Racing OBI - SKM - Bike Promotion Racing Team

Pressebericht zum 6. Lauf Schleizer Dreieck - 05./06. August 2006

Trotz stark beeinträchtigter Sicht wieder auf Stammplatz gefahren

Nach den Wetterkapriolen im vorigen Jahr blieben auch diesmal der Veranstalter des Schleizer Dreieckrennens, Lauf sechs zur IDM 2006, sowie dessen Helfer und sonstige Beteiligte nicht von miserablem Wetter verschont.

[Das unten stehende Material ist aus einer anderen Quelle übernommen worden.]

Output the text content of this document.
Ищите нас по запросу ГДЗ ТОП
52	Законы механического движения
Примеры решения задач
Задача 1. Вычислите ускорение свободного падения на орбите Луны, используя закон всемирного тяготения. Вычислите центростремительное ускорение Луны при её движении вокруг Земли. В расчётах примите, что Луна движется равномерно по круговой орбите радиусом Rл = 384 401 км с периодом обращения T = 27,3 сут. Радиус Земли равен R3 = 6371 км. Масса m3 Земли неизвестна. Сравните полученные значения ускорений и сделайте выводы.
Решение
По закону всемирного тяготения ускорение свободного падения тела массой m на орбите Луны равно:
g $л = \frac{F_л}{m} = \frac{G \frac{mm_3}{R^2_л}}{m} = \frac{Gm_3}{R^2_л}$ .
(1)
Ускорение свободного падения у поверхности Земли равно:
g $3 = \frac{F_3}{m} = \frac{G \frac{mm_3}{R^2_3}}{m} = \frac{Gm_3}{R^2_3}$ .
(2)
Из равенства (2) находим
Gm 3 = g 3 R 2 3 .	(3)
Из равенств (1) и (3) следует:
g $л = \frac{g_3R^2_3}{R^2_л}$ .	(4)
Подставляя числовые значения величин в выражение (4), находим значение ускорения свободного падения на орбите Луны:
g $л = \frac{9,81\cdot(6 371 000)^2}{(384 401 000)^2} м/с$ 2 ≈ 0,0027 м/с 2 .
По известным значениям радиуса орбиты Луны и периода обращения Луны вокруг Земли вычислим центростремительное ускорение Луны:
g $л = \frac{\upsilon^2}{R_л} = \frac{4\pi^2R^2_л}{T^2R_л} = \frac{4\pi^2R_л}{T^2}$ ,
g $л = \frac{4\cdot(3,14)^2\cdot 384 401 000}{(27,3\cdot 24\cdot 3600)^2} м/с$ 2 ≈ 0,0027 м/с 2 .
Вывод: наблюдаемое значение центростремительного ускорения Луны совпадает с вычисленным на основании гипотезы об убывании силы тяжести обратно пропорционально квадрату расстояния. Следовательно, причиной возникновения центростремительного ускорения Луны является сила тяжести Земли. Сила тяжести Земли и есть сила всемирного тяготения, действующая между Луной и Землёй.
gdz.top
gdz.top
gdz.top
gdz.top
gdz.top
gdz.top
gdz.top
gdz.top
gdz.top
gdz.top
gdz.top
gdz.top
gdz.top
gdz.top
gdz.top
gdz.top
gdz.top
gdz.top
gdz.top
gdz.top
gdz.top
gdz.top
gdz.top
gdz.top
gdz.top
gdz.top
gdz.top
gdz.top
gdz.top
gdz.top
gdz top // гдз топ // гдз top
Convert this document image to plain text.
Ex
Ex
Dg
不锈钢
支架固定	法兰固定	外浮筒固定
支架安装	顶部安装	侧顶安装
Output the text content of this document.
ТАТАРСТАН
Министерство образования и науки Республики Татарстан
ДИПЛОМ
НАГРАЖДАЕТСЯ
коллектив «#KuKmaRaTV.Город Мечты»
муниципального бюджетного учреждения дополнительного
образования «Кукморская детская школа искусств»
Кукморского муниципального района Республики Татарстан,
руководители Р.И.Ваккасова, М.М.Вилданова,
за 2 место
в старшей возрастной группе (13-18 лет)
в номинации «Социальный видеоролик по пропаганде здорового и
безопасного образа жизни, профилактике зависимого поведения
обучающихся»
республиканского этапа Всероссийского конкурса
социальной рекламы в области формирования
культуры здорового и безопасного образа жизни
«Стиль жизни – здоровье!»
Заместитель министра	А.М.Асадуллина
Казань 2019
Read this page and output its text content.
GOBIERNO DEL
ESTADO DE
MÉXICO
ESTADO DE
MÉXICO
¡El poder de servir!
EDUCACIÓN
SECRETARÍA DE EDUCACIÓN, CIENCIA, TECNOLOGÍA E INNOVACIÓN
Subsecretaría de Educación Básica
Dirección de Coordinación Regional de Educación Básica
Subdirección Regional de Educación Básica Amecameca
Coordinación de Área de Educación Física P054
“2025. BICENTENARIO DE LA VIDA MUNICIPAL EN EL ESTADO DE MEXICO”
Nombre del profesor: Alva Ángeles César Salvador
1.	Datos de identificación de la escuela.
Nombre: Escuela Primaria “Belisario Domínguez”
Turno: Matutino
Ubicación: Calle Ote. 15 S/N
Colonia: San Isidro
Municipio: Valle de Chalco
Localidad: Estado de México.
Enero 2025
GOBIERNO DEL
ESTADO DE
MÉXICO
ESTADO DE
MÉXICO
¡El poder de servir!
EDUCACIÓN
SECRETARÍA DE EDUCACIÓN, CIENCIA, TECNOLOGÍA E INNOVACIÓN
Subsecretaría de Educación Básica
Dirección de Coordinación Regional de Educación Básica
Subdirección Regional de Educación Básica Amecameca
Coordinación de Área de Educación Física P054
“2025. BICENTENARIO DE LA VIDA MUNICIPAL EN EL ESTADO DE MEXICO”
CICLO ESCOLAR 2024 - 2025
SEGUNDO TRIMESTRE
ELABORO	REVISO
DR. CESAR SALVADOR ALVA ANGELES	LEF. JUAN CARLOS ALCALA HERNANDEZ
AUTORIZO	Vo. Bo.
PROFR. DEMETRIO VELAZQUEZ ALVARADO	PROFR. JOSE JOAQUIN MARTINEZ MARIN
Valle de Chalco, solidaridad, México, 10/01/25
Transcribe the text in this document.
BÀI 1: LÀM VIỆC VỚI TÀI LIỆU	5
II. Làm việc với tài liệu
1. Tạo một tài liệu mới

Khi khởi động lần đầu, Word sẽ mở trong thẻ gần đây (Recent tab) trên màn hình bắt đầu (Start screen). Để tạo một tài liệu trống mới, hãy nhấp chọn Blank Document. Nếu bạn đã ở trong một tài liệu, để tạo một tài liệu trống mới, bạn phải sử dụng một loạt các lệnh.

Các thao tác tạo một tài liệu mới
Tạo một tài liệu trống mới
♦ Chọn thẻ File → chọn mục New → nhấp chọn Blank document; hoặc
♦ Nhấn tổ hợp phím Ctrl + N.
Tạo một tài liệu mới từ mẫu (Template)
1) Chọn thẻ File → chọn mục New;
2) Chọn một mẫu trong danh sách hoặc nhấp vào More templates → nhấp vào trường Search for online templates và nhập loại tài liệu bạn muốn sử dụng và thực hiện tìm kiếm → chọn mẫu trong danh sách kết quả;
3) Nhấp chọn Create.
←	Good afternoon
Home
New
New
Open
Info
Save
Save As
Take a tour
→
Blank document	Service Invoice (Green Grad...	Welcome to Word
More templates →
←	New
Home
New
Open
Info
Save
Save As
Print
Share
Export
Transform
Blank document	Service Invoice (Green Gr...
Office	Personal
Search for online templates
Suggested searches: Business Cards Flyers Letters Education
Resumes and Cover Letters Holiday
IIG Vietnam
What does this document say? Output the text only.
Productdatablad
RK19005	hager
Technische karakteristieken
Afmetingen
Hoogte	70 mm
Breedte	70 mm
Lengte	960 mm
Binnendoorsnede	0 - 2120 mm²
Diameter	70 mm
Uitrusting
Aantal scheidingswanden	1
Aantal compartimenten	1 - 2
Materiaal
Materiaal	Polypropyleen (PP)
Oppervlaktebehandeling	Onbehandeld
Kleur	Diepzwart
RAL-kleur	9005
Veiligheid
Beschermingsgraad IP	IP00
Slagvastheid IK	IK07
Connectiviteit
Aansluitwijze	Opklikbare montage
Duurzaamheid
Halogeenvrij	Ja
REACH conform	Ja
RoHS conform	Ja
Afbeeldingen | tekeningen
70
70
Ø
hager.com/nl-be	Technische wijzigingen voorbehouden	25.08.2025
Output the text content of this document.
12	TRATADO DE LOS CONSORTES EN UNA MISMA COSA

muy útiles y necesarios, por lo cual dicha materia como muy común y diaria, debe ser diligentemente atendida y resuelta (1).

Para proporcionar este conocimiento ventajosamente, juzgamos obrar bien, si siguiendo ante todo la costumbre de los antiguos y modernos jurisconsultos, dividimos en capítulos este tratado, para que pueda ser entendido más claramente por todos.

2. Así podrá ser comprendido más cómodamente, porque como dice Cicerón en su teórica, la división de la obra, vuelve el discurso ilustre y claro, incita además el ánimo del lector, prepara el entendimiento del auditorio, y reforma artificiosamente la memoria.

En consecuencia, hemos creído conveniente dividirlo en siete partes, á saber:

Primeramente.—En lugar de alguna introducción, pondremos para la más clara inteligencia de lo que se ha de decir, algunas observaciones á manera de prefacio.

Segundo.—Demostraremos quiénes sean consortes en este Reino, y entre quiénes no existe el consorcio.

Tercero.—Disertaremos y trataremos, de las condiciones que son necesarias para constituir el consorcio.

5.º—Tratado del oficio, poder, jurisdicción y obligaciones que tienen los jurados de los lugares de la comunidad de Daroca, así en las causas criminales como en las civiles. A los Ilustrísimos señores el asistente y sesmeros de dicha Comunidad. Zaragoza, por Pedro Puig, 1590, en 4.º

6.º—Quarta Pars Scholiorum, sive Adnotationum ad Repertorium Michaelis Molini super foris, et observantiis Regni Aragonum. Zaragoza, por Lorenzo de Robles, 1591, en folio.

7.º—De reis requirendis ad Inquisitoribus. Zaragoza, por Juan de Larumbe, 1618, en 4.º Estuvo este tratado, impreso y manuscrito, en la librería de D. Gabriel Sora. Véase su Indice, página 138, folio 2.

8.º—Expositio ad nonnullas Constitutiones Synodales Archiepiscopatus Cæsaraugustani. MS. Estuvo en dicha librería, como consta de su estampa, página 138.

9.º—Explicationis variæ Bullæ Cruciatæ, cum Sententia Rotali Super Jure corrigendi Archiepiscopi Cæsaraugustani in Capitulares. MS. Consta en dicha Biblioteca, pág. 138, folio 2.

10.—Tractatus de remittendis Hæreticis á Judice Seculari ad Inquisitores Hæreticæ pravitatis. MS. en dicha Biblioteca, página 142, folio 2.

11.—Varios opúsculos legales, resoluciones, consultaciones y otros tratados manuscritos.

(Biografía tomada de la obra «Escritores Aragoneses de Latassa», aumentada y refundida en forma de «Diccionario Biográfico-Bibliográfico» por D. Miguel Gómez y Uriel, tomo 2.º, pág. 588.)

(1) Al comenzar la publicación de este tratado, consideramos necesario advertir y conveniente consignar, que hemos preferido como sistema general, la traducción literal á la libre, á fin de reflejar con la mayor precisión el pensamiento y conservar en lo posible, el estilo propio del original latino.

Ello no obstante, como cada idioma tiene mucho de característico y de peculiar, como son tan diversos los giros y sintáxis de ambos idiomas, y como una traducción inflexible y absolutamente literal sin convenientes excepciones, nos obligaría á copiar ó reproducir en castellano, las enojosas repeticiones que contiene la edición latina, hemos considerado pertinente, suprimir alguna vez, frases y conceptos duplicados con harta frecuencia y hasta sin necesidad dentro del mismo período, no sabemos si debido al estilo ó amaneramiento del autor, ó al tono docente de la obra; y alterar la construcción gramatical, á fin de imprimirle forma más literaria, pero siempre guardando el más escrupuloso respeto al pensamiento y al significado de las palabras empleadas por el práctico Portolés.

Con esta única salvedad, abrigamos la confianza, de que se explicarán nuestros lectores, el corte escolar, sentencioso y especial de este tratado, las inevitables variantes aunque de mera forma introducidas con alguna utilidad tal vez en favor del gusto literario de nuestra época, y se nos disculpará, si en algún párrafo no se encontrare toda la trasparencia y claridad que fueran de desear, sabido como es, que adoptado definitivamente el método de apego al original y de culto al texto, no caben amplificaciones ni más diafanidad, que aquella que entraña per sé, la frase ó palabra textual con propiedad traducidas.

Einer der sich über den am Trainingssamstag einsetzenden und nicht mehr enden wollenden Regen freute, war Rigo Richter. „Bei nassen Verhältnissen sollte gegen Arne Tode etwas gehen“, gab sich der Hohenstein-Ernstthaler nach Trainingsplatz zwei (im Trockenen ersten Zeittraining herausgefahren) optimistisch.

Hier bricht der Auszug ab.